UI engineer wins NASA funding to study effects of wildfires

forest fire
Forest fires have been ravaging much of the West, and NASA has provided a University of Iowa team with a grant to study the impact large-scale blazes have on the climate.

The National Aeronautics and Space Administration (NASA) awarded a University of Iowa Technology Institute (ITI) scientist grants totaling $1.3 million to study atmospheric and climate impacts from wildfires that have ravaged parts of the planet.

Jun Wang, the James E. Ashton Professor of Engineering and ITI assistant director, will lead a three-year, $540,000 study with co-investigator Fangqun Yu, a senior research associate and professor at the University of Albany. Measurements from the Stratospheric Aerosol and Gas Experiment III, or SAGE III, a sensor aboard the International Space Station, will enable investigation of the aerosol composition and temperature in the upper troposphere and lower stratosphere (UTLS).

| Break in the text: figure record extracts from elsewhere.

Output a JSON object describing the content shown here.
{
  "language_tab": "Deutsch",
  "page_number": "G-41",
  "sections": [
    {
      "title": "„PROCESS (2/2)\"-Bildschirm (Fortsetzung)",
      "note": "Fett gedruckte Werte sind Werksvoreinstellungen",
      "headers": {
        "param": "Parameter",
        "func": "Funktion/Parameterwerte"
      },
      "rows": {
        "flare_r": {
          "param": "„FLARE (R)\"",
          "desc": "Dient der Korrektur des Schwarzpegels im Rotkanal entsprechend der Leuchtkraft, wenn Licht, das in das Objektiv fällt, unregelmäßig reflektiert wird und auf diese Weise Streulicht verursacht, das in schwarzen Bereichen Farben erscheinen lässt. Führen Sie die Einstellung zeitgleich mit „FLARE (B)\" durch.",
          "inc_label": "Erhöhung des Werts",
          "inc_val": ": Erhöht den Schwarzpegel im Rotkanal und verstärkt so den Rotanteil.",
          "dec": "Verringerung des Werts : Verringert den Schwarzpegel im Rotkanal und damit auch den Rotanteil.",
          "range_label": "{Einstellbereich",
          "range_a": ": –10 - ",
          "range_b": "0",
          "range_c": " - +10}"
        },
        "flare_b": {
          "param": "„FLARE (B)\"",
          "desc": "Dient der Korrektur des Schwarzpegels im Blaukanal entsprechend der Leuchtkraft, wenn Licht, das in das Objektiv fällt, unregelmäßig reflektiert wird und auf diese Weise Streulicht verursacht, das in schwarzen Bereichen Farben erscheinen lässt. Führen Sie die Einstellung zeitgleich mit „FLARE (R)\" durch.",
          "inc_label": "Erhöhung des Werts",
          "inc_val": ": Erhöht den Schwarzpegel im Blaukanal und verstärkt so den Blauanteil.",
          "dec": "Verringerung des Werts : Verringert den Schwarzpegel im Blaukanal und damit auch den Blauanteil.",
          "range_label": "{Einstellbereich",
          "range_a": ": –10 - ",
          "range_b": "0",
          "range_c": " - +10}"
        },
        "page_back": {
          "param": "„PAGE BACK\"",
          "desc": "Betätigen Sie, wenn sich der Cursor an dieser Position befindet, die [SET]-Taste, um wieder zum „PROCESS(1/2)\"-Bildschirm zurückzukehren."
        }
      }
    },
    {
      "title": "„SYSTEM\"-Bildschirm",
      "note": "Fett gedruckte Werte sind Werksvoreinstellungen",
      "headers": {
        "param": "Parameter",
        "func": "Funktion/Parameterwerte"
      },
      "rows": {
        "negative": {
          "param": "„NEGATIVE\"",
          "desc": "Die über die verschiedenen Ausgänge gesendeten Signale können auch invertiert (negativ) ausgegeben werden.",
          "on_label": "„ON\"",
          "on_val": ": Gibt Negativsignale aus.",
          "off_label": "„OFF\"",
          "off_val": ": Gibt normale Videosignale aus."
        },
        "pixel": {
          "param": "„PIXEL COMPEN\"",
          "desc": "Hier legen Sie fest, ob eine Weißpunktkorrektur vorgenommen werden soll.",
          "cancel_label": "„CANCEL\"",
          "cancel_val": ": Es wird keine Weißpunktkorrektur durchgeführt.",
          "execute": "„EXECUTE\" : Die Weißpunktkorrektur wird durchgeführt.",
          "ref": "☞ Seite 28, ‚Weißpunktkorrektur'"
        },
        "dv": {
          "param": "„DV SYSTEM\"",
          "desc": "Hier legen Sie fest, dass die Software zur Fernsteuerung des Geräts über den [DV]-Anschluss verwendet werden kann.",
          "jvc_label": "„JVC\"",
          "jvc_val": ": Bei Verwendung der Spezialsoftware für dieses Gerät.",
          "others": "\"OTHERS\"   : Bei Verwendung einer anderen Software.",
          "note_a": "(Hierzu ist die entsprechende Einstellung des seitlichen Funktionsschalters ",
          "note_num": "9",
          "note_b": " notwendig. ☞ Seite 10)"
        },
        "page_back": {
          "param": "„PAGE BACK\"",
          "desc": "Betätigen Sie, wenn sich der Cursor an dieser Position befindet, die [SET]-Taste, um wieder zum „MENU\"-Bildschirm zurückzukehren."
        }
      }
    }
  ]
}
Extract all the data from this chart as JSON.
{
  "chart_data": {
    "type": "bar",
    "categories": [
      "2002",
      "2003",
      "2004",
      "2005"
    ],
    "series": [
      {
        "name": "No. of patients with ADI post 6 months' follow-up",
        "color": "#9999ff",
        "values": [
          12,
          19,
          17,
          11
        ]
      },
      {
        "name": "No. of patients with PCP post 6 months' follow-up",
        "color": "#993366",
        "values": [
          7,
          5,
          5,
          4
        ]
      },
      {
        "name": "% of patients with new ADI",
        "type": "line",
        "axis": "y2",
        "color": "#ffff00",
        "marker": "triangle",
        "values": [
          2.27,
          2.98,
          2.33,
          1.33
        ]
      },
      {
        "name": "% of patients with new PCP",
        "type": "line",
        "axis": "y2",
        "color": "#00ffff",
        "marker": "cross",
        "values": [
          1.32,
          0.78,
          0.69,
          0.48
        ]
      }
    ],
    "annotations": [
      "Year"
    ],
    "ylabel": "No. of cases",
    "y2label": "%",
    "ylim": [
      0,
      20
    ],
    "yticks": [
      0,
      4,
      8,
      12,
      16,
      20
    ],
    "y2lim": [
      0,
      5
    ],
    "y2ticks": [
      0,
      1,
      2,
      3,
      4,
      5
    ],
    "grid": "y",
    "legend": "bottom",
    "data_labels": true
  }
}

Wildfires, notably in Australia and the western United States, have injected plumes of black carbon particles or aerosols into the UTLS approximately six to 18 miles above the Earth’s surface.

“We are trying to look at how much aerosols there are in the UTLS, and if there is a significant warming effect that could arise from fires,” says Wang, who also is a professor of chemical and biochemical engineering.

NASA selected Wang to serve as the leader for the SAGE III science team consisting of a dozen principal investigators from institutions across the country. 

Wang also is leading a four-year, $800,000 grant sponsored by NASA’s Modeling, Analysis, and Prediction program. In collaboration with Arlindo da Silva, a research meteorologist at NASA’s Goddard Space Flight Center, scientists are developing a new approach to map fire combustion efficiency from space for the first time.

Knowing the fire combustion efficiency can help better measure impacts on air quality, lead to a better estimate of greenhouse gases—such as carbon dioxide and black carbon—emitted from fires, and inform firefighting strategies.

“We believe we can quantify where a fire is growing, and where it is dying,” Wang says. “This information can help firefighters decide where to put resources to fight the fire.”